Village Global has backed stake-trading start-up Liquidly, which plans to open its first liquidity window in Q4.

A venture capital firm backed by some of the world’s most famous entrepreneurs has its sights set on the secondaries market.

Village Global is the seed investor behind Liquidly, a trading platform for private fund stakes, Secondaries Investor has learned. The New York-headquartered firm company was founded in 2018 by former Goldman Sachs trading executive Anusha Harid-Paoletti.

“We see a $7 trillion-plus asset class that somehow still lacks enterprise-grade trading infrastructure on the secondary side, and we thought Liquidly could unlock tremendous opportunities with its platform to further this market,” said Adam Corey, co-founder of the San Francisco-based VC firm.

Liquidly’s “sophisticated trading technology, rigorous regulatory and compliance features and an exceptional user-experience” were among its most attractive features, Corey said.

Village Global is an early-stage VC firm supported by a network of entrepreneurs, including Amazon founder Jeff Bezos, Facebook founder Mark Zuckerberg and Microsoft founder Bill Gates.

Other investors in Liquidly include insurance company Amtrust Financial Services, Barclays and the VC arm of law firm Cooley, according to sources familiar with the company.

Liquidly plans to open its first trading window in the fourth quarter with Beneficient acting as liquidity provider, Secondaries Investor understands.
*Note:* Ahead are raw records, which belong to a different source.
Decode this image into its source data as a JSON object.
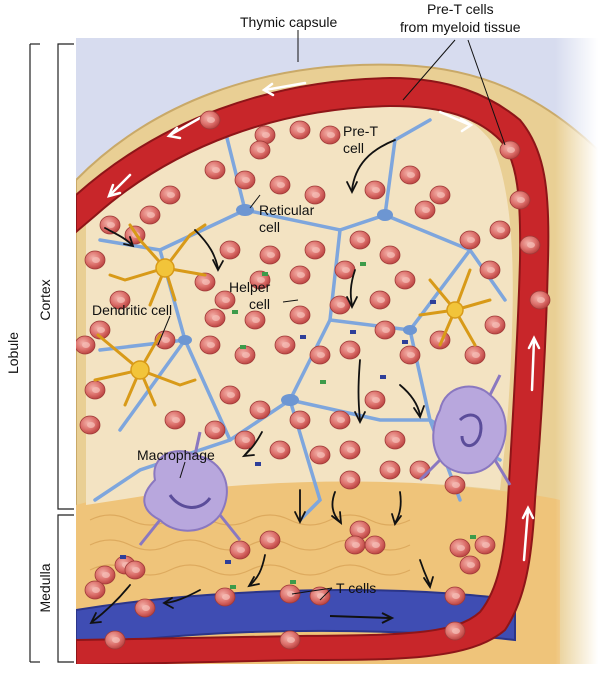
{
  "labels": {
    "thymic_capsule": "Thymic capsule",
    "pre_t_top_1": "Pre-T cells",
    "pre_t_top_2": "from myeloid tissue",
    "pre_t_cell_1": "Pre-T",
    "pre_t_cell_2": "cell",
    "reticular_1": "Reticular",
    "reticular_2": "cell",
    "helper_1": "Helper",
    "helper_2": "cell",
    "dendritic": "Dendritic cell",
    "macrophage": "Macrophage",
    "t_cells": "T cells",
    "cortex": "Cortex",
    "medulla": "Medulla",
    "lobule": "Lobule"
  },
  "colors": {
    "capsule": "#e9cf94",
    "vessel": "#c8262a",
    "vein": "#3f4db3",
    "reticular": "#7ea6dd",
    "dendritic": "#f2c43a",
    "macrophage": "#b8a7dd",
    "cortex_bg": "#f3e3c2",
    "medulla_bg": "#efc47a",
    "t_cell": "#d65b5b"
  }
}
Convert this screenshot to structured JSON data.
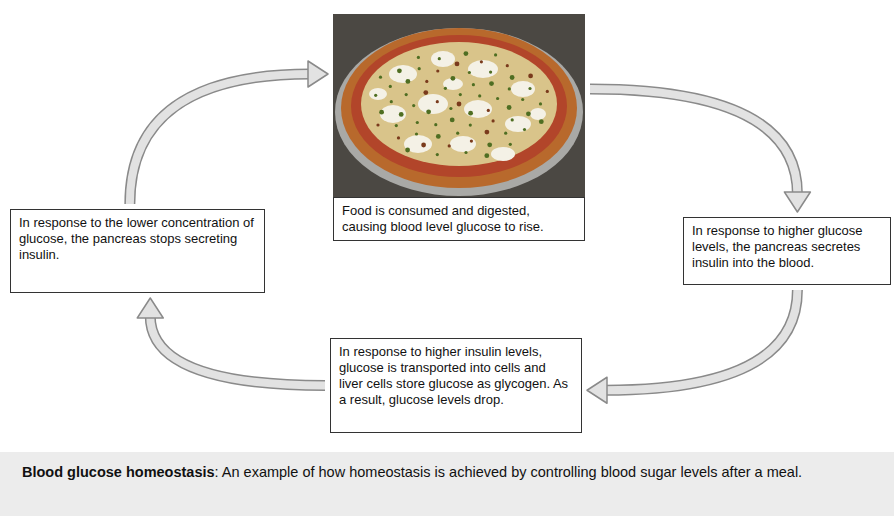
{
  "diagram": {
    "caption": "Blood glucose homeostasis: An example of how homeostasis is achieved by controlling blood sugar levels after a meal.",
    "nodes": [
      {
        "text": [
          "Food is consumed and digested, causing blood level glucose to rise."
        ]
      },
      {
        "text": [
          "In response to higher glucose levels, the pancreas secretes insulin into the blood."
        ]
      },
      {
        "text": [
          "In response to higher insulin levels, glucose is transported into cells and liver cells store glucose as glycogen. As a result, glucose levels drop."
        ]
      },
      {
        "text": [
          "In response to the lower concentration of glucose, the pancreas stops secreting insulin."
        ]
      }
    ],
    "edges": [
      {
        "from": 0,
        "to": 1,
        "arrow": "to"
      },
      {
        "from": 1,
        "to": 2,
        "arrow": "to"
      },
      {
        "from": 2,
        "to": 3,
        "arrow": "to"
      },
      {
        "from": 3,
        "to": 0,
        "arrow": "to"
      }
    ]
  }
}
Dallas-headquartered Beneficient buys illiquid assets from individuals and institutions with less than $1 billion in assets.
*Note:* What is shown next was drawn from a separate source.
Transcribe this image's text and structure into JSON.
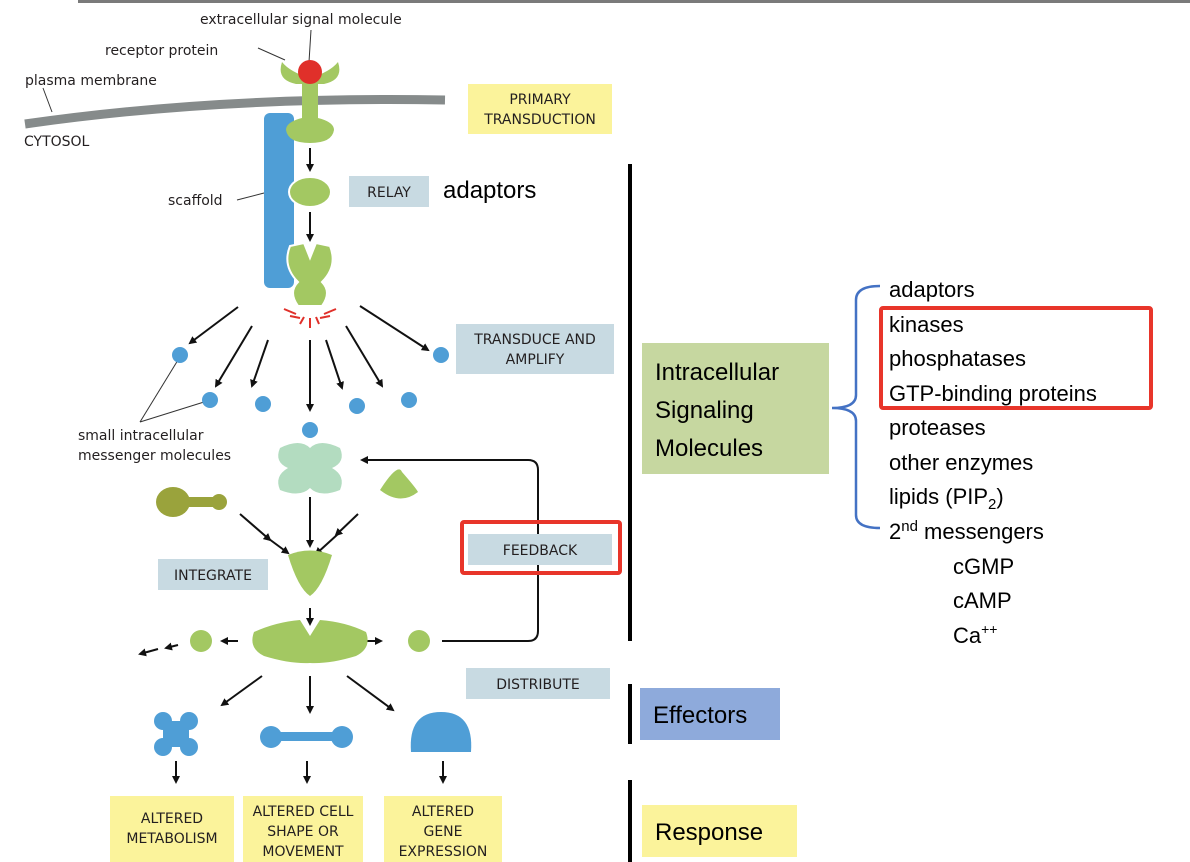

On the sell-side, Liquidly will initially target private bank feeder funds, which smaller LPs use to invest in private markets. This approach should result in larger transaction sizes and lower frictional costs than dealing directly with the LPs.

Several stake-trading platforms have emerged over the years with varying degrees of success. It is difficult to execute trades in a market where transfer agreements are often customised and general partners have final say over who can invest in their funds, Secondaries Investor noted last month.

There is a huge prize for any platform that can crack the market. High-net-worth allocations to illiquid assets could represent an additional $1.5 trillion in assets under management by 2025, according Morgan Stanley‘s 2020 Wealth and Asset Management: Competing for Growth report.

Last January, Secondaries Investor reported that Lexington Partners was to become a designated buyer of stakes sold by investors on Moonfare, a Berlin-headquartered platform that allows individuals to invest in private funds.

“We listened to the market, and illiquidity was one of the main concerns left standing between individual investors and allocations to private equity,” Moonfare founder and chief executive Steffen Pauls said at the time.